Lettre de Juliette Drouet à Victor Hugo « Je voudrais n’être qu’une âme sans corps pour ne te quitter jamais »

Dites-le avec une lettre

Il y a des choses qu'on aimerait pouvoir écrire... Mais on ne sait pas toujours par où commencer, comment trouver les bons mots, véhiculer la bonne intention. Aujourd'hui, on vous aide à vous lancer et envoyer la lettre parfaite:

Juliette Drouet (1806-1883), en plus d’être la maîtresse de Victor Hugo, fut une grand épistolière. Elle envoya chaque jour des lettres au poète sans en attendre de réponse. Plus de ving-deux mille lettres ont été retrouvées par une équipe universitaire… Un demi-siècle de correspondances amoureuses ! Le génie Hugo connut avec la comédienne Juliette une folle liaison amoureuse durant cinquante ans, en plus de son épouse. 5510 lettres sont déjà accessibles sur internet.

Voici trois lettres de Juliette Drouet écrites en une seule et même journée :

Pour plus de lettres d’auteurs connus c’est ici !

30 juin [1837], vendredi matin, 1 h. ¼ après midi.

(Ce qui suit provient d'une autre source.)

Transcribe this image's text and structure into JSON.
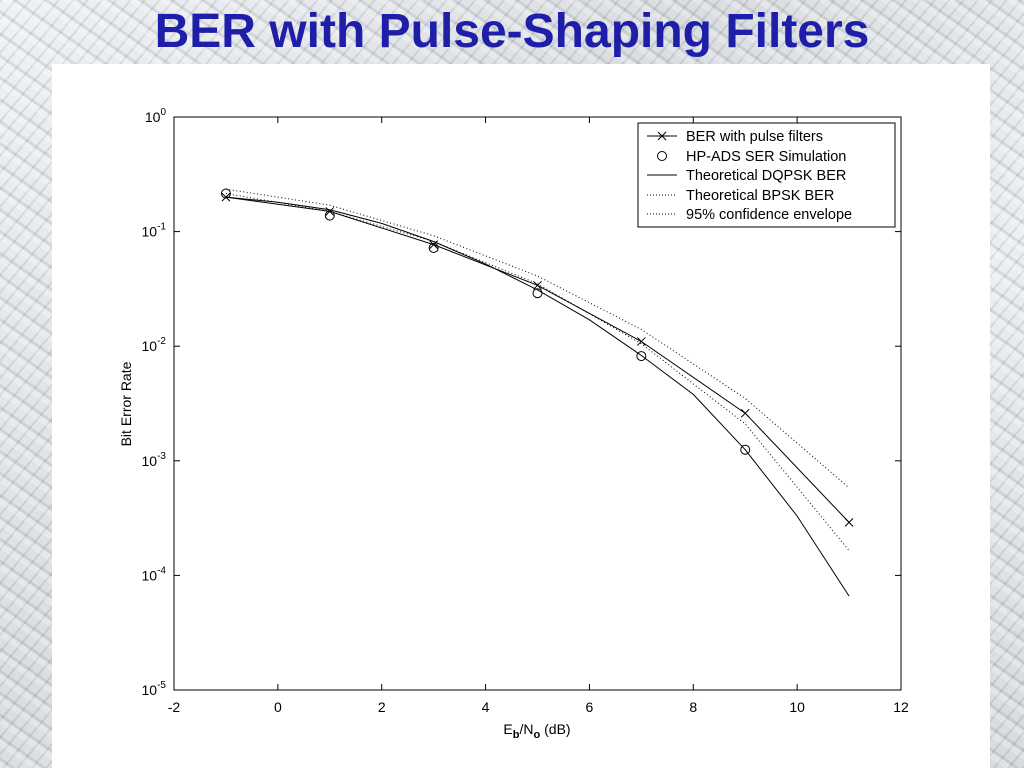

Cher petit homme bien aimé, je suis très geaie. J’ai du bonheur plein mon cœur et du rire plein ma GEULE. Je suis si heureuse quand vous daignez me donner vos pieds à tenir pendant une matinée. C’est plus doux que ceux du bon Dieu lui-même, en supposant qu’il les donne quelquefois à toucher à ses ferventes dévotes. J’aurais bien envie de vous dire toutes sortes de belles choses, mais je sais d’avance que mon admiration passant par le bec de ma plume se transformera en grotesque hurlement qui vous fera hausser les épaules et boucher vos jolies petites oreilles. J’aime mieux m’en tenir à l’expression toute simple de mon amour. C’est un légume qu’aucune sauce ne peut gâter, n’en déplaise à M. SOULIÉ. Ainsi, un je THÊME du fond de l’âme, et plus ravissant et plus savoureux qu’un autre je t’aime venu à grand renfort de fumier grammatical. C’est pourquoi j’ai tant de confiance dans mon amour et si peu dans mon esprit. J’ose bien te dire que je t’aime mais je n’ose pas te dire que je t’admire quoi que cela soit aussi vrai que l’autre chose.

Juliette

30 juin [1837], vendredi soir, 8 h. ¾

Cette fois, mon pauvre ange, je me livre à toute mon impatience, qu’il me serait impossible d’ailleurs de retenir. Je voudrais savoir si tu as vu M. Louis, et ce qu’il pense de notre chère petit ange, de notre belle petite fille. D’un autre côté, je sens bien que toute ta sollicitude et tous tes soins comme tous tes instants doivent être donnés à cette chère petite femme qui se mêle déjà de souffrir comme si la vie n’était pas assez longue sans cela. Je ne me fâche pas de t’attendre, et pourvu que je sache que j’ai un petit coin de ton âme dans lequel tu me permets de loger tout entière quoique à l’étroit, je suis résignée, et j’aurai la patience d’attendre que ma chère petite Dédé n’ait plus aucun vilain bobo sur sa jolie petite personne. En attendant je vais être bien malheureuse et bien tourmentée jusqu’à ce que je t’aie revu. Tâche que ce soit tantôt, car je n’exagère pas en te disant que je suis tourmentée et malheureuse. Je t’aime tant et j’aime tant tes autres petits Toi, qu’au moindre petit mal dont vous êtes atteints les uns et les autres je souffre plus que vous-mêmes. À bientôt et avec de bonnes nouvelles, j’espère. Que ce bientôt me paraît long et que je voudrais n’être qu’une âme sans corps pour ne te quitter jamais, surtout dans des circonstances comme celle-ci. Je t’aime mon Victor.

Juliette

30 juin [1837], vendredi soir, 11 h ¼

Je suis sur des charbons ardents. Qu’est-il donc survenu mon Dieu à cette pauvre petite bien-aimée? Je fais toutes sortes de mauvaises suppositions qui ne sont pas faites pour me calmer. Il me semble que sans des raisons impérieuses tu ne me laisserais pas dans cette inquiétude mortelle, ce qui redouble mon inquiétude. J’écoute tous les bruits et tous les pas de la rue, croyant enfin y surprendre les tiens, mais rien ne s’arrête et je continue de me tourmenter comme si j’avais la certitude que la chère petite malade est en danger. Et puis comme je ne peux pas supporter la pensée que tu souffres ou que tu sois triste, On ouvre la porte. Si c’était toi, mon Dieu, avec de bonnes nouvelles, quelle joie ! Mais non. Si, si c’est toi, oh ! mon Dieu.